Top tips for a stress-free children's party
My children were born in September and October so, once mid-August arrives, I start birthday party planning. I still find my own children's birthday parties possibly the most stressful two days of my year even having entertained at hundreds of children's parties myself!
And I know it's not just me. I know that many other parents feel the same way. However, this year, I am determined to make my own kids' parties more enjoyable..for me as well as for everyone else!
So here are my top tips on how to ensure that your child's birthday isn't as stressful for you as the day they were born. By the way, I've assumed that you are hiring a venue and have some sort of hired entertainment or activities (though many of the tips will still apply even if this is not the case). The list is certainly not exhaustive so, if you have any suggestions or ideas, please do let me know.
Venue (assuming you aren't using your home)
1. Call your venue the week before and the day before. Don't worry about being annoying, it's far better to double-check than turn up on the day and be told that the space is double-booked (and I have been to quite a few parties where that's happened). 2. Always book the venue at least one hour before the party start-time - more if you want an easy life. You will definitely need an hour to set up. 3. Find out from the venue when the next event is in after you so you know how long you've got to clear up.
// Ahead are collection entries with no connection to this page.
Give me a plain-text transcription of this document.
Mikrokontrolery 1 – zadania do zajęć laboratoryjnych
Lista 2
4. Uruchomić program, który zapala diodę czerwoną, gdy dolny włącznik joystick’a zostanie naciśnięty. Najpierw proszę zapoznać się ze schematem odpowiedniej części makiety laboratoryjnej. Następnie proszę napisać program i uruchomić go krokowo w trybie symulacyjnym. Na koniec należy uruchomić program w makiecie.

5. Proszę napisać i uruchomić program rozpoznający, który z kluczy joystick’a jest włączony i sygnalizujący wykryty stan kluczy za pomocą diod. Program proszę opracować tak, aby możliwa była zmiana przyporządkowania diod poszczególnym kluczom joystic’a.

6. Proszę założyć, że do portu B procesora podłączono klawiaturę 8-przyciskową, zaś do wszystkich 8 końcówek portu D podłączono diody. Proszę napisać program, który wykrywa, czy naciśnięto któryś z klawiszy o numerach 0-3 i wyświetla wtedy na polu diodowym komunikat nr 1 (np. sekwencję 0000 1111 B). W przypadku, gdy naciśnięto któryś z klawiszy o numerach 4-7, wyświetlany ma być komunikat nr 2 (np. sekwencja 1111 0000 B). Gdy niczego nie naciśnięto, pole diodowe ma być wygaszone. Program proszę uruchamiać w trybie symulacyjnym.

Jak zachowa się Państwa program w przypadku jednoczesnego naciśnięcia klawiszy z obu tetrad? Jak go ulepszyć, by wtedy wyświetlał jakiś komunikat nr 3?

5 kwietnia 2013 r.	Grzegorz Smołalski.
I'd always allow at least an hour for this too if possible. 4. Balloons are lovely and colourful but, in my experience, it is best to pin them to the walls for colour rather than letting them bounce around the room. They can be really distracting if you have entertainment that involves the children running around. 5. If parents are staying then try to hire another room so that they can congregate there and chat during the activities. If that's not possible, designate a bit of the room as the parent section while the children are being entertained. And don't worry about reminding them politely that they must keep noise levels down. It's not a grown-ups' party after all and it can really ruin the children's enjoyment of an activity if they are being distracted by chattering parents. 6. Designate a present table and a coat table near the door before everyone comes.
Party Entertainer
1. Always double-check everything thoroughly with your party entertainer. Speak to them the day before and ask them to text you on the morning of the party to tell you all is well. Always check their arrival time and ask them what would happen if they were to be unexpectedly unavailable. At Perform, we always have someone on standby so that if a Party Leader's car breaks down or they are sudenly taken ill, we can always send someone else at short notice. 2. Only have one form of entertainment. Too many parents go over the top and have a bouncy castle, face painter and a clown. Simple is best and children generally have a better time with one thing to focus on and really get into. 3. Make sure you make choices that will appeal to the whole group of children. Sometimes parents choose a party theme that their child loves but none of the other children are into or even know about. Obviously consider your own child's likes and dislikes but try to strike a happy medium and go for generic themes to appeal to both boys and girls. 4. Listen to your party entertainer. It's pretty much a one-off event for you but they will be doing this all the time and, if you are unsure about anything, they will know what works best. 5. Check if the party entertainment is suitable for all of the children attending. If you have a wide range of ages attending, take alternative entertainment for the toddlers such as colouring in books, stickers etc. 6. If it's a joint party for two children, make sure that the party entertainer is aware of this when you book them. I once went to a party where the entertainer didn't know it was a joint celebration and only referred to the one girl throughout.
For your sanity
1. Delegate! If your family are coming, give them all jobs. If they're not, trade with another Mum and offer your services at their child's party. I always put my husband in charge of drinks, my Mum in charge of food and my cousin in charge of decorating. 2. Make sure someone is responsible for your own children while you are preparing the party - the last thing you want is having to watch your toddler while blowing up balloons. Ideally, ask whoever is looking after them to bring them along at the last minute. 3. Give each child a name sticker on arrival. It's helpful for you, your party entertainer and anyone else helping out. 4. Take a suitcase to put the presents inside when it is home-time. When you open them, make sure you write down IMMEDIATELY who gave what for thank-you cards. Unless you have the most amazing memory, you'll never remember every gift. 5. If you are giving the parents drinks, use plastic glasses. However unlikely it is that one will get smashed, children and broken glass just don't mix and it's just extra hassle if there is an accident. 6. Children's food: I'm a big fan of those food boxes that you put everything into before the party and then distribute individually to each child. But however you choose to distribute sandwiches etc., keep it simple as the children will be too excited to eat much. 7. Have a little bottle of water with you and sip throughout. The stress and anxiety has often caused me dehydration headaches after a party (and that's not because I've drunk too much alcohol(!)). 8. Don't forget: blu-tack, sellotape, scissors, matches, a bottle opener, a corkscrew and lots of good quality bin bags. 9. Take a CD player and lively music for when the children start arriving in order to create a fun atmosphere. 10. This last point is bound to be controversial ? sugar. I hate going to parties where the food for the kids is healthy, healthy, healthy. Bring on the cakes and sweets I say. It's a party!